5 Ways to Breathe Life into Workplace Conflicts: Do Not Embarrass Your Mother

5 Ways to Breathe Life into Workplace Conflicts: Do Not Embarrass Your Mother April 30, 2015

This post is the last in a series suggesting a process by which some workplace conflicts can be defused, resolved, or eliminated.  I’ve already suggested taking a deep breath and reminding oneself that People are People or that Money Doesn’t Exist or that going beyond what the law requires is a good thing or that Garbagemen are Cooler than You.

Most of my prior suggestions have harnessed the heuristic power of incongruity.  That is, I have suggested deliberately inducing counter-intuitive thoughts when you are stuck in a conflict, because those are the sort of thoughts that can stimulate unexpected reflections.  They can break the mental and emotional logjam that often accompanies trenchant conflict.

Truly, the best way to make new thinking possible, to give fresh perspective, to reboot your conscience, is to invite the paradoxical.  Unconventional thinking helps, especially when you feel trapped in a situation with no clear out.

It helps that the counter-intuitive thoughts are also, in a sense, a kind of spiritual wisdom; to invite such wisdom into one’s mind is perhaps to invite the Holy Spirit into one’s heart.

But wisdom sometimes comes dressed in plainer clothes; sometimes it has been there all along, sitting in the corner in a rocking chair, telling stories you’ve heard a million times, nattering on long past your willingness to sit and listen.

Sometimes the only thing that can resolve trenchant conflict is a return to the mundane wisdom of convention.

In other words, all of philosophy and ethics is summed up in this, that you do not embarrass your mother.

(This is the look your mother will give you for violating copyright laws.)
(This is the look your mother will give you for violating copyright laws.)

Now, if your mother is not the right person to invite into your head at the moment of a workplace conflict, you can borrow mine.  She’s thoughtful and generous and wise and kind-hearted and open-minded and perfectly willing to tell you when you’re being a jerk.

Whatever you do, do not imagine a dispassionate ideal observer.  You might be tempted to argue with him, rationally explaining away your baser actions.   He’s no help at all.

You need to imagine someone who loves you, who thinks well of you, who thinks you’re a really good person.  And who would be shocked and grieved to see you behave as anything less than the good person she thinks you are.  And who might die of shame if a video of whatever you’re in the middle of doing were to be leaked to the evening news.

You need to imagine someone who knows the difference between right and wrong, who cares which one you do, and who believes you are already in the habit of doing the right one.

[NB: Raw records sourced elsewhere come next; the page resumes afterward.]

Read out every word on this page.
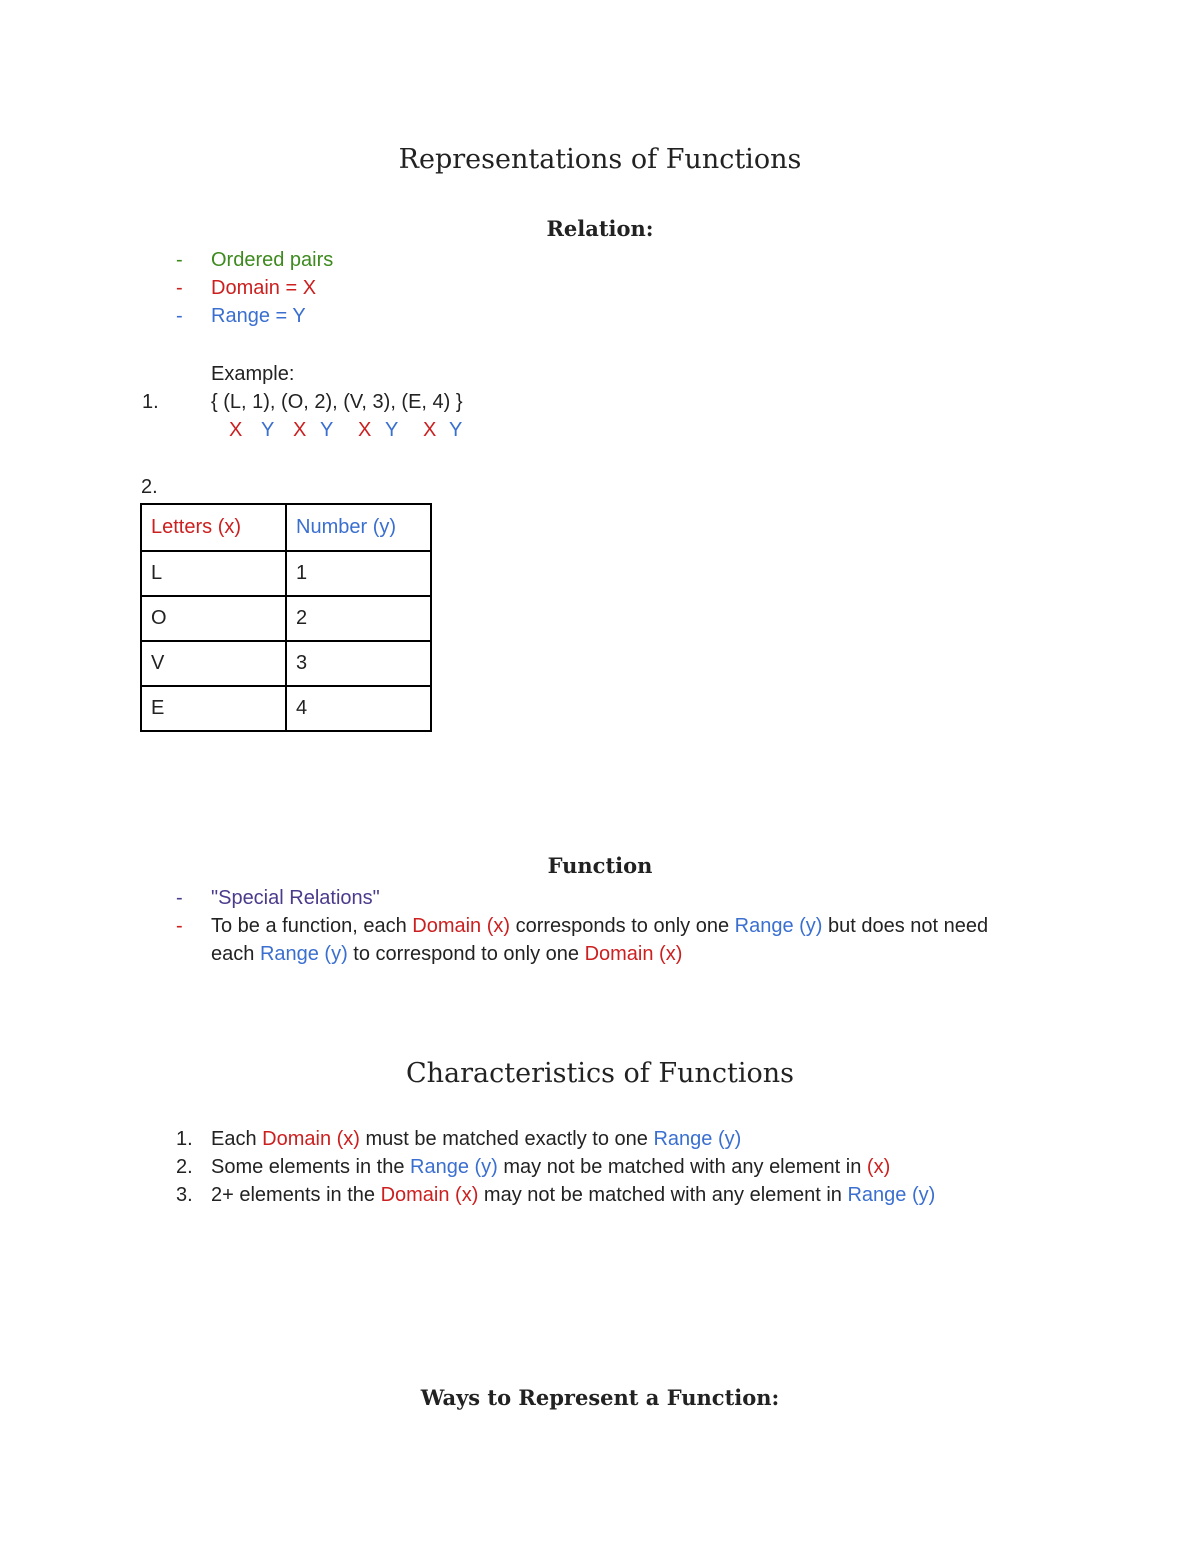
Representations of Functions
Relation:
- Ordered pairs
- Domain = X
- Range = Y
Example:
1.	{ (L, 1), (O, 2), (V, 3), (E, 4) }
X Y X Y X Y X Y
2.
Letters (x)	Number (y)
L	1
O	2
V	3
E	4
Function
- "Special Relations"
- To be a function, each Domain (x) corresponds to only one Range (y) but does not need
each Range (y) to correspond to only one Domain (x)
Characteristics of Functions
1. Each Domain (x) must be matched exactly to one Range (y)
2. Some elements in the Range (y) may not be matched with any element in (x)
3. 2+ elements in the Domain (x) may not be matched with any element in Range (y)
Ways to Represent a Function:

You may believe that your profession or career or job requires sophisticated ethical discernment that is beyond your mother’s capacity to understand.  It may be true that your mother is incapable of being employed at your workplace, that she lacks the education or experience to do your job well, that she is not up to the task of actually doing the right thing in whatever ethical dilemma you find yourself.

But that is irrelevant.

As a matter of fact, you should stop being so dismissive of your mother’s moral sensitivity.  You’re probably equally dismissive of women’s business leadership, in spite of all the evidence to the contrary.  Don’t do that.  Shame on you.

Shame is, of course, the issue here.

Often, a failure of workplace ethics is a failure of shame–a failure to be ashamed at doing what one knows or senses to be wrong.  It is a mother’s job to install that shame button, and by and large moms do a good job of it.

If your mom has somehow mucked up the process (and some moms do), it may be harder for you to call on an imaginary benevolent and invested third-party witness to the exchange.

Perhaps in that case you might call on an actual benevolent and invested third-party witness, namely God.

But for most of us, when we’re having a hard time hearing God’s voice speaking into a workplace dilemma, we would do well to listen for a voice that’s a little closer to home.  I wouldn’t be surprised, in fact, if the voice of God speaking to us comes, more often than not, in the tones of the very first voice we ever heard.